Our Frequently Asked Questions

Well, first of all of course, let me stress that we’ll be more than happy to get one to you before you set out for London! If you drop us an email – or telephone – or fax – or even write to us by snail-mail (if you want to be delightfullly “retro”) – we’ll pop one in the post to you.

And indeed, the same goes for getting a leaflet to your hotel or wherever you’ll be staying in London. If that’s what you’d prefer.

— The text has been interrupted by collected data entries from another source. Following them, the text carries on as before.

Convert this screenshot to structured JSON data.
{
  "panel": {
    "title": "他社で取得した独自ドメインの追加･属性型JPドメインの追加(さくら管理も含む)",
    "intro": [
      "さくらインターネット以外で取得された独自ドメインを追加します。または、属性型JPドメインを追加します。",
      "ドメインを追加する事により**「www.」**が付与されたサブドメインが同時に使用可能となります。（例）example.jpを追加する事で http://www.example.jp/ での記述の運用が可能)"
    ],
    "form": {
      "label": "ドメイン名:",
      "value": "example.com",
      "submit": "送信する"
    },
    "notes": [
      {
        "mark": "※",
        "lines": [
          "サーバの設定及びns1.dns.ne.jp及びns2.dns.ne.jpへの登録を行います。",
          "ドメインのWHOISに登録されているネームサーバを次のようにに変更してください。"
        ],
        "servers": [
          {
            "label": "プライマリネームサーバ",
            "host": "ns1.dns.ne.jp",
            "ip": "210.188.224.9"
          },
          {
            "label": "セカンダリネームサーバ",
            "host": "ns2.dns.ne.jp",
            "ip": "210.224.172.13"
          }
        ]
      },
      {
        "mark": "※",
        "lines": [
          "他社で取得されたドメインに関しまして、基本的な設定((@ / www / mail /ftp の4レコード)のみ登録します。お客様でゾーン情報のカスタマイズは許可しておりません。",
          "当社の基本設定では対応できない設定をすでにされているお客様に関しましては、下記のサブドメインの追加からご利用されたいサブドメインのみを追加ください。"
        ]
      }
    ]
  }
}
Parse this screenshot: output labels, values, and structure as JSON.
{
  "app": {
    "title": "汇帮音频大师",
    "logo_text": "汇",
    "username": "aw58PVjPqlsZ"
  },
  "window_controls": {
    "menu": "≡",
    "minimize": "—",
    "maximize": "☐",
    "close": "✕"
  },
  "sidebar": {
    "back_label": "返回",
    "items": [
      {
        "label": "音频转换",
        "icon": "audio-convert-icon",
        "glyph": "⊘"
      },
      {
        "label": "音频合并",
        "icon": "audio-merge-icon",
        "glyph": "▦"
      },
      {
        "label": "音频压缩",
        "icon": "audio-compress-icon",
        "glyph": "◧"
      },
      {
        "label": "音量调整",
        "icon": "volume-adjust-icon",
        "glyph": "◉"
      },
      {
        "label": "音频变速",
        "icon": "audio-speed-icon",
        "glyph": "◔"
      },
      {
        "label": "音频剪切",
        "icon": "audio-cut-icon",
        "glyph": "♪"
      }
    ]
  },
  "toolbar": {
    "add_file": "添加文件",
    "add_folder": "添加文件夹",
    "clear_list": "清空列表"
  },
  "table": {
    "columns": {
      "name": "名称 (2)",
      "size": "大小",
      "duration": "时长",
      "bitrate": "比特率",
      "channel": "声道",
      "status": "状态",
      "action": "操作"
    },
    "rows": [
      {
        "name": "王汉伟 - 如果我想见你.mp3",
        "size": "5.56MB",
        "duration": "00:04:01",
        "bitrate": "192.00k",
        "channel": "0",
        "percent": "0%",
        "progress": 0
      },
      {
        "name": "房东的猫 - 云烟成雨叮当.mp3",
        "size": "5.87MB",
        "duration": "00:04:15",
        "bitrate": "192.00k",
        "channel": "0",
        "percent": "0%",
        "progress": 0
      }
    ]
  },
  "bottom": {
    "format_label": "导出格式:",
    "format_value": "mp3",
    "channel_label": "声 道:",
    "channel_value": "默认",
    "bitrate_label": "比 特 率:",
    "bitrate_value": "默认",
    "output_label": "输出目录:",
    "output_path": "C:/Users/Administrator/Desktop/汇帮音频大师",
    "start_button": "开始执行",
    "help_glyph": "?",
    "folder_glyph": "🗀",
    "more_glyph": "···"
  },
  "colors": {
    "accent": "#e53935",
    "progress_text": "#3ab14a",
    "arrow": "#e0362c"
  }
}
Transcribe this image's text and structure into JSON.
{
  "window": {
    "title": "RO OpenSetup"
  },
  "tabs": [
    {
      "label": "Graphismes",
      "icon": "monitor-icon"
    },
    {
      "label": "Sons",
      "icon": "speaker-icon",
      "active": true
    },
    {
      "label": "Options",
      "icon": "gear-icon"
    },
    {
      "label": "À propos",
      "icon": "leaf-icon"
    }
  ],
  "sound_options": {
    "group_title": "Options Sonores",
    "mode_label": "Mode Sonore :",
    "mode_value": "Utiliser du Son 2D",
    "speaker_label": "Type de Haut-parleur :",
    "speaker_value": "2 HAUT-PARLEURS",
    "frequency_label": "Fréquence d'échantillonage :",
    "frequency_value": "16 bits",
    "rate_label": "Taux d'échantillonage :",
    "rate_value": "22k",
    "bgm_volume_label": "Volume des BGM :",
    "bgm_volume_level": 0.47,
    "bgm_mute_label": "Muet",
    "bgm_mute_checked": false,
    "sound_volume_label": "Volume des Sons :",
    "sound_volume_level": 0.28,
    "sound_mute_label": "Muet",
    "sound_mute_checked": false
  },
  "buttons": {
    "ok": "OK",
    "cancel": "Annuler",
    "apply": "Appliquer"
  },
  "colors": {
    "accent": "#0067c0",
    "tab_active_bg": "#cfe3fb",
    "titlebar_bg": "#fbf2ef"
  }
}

Just give us the details and we’ll get one off to you there – have it waiting there for you when you arrive!

And then moving on from those possibilities…

Well, for starters, the guides always have a goodly stock of London Walks leaflets with them. So if you turn up on a walk “leafletless” – and would like to remedy that deficiency – well, just ask the guide to stand and deliver!

Yes, but where can I pick up a copy of the London Walks leaflet?

Good question. Not least because leaflets – like cello tape dispensers, pencil sharpeners, keys, corkscrews, etc. – have a habit of going walkabout. They get left in desk drawers or books or coat pockets, etc. etc. So if you’ve pitched up in London and lo and behold your London Walks leaflet* – which you thought you’d carefully packed with the maps and the tube guide, etc. etc. – is nowhere to be found…. well, all is not lost. Though you will have to have read this “pop up” and made a mental note.

Here are two absolutely brilliant places in central London where you can always pick up a London Walks leaflet!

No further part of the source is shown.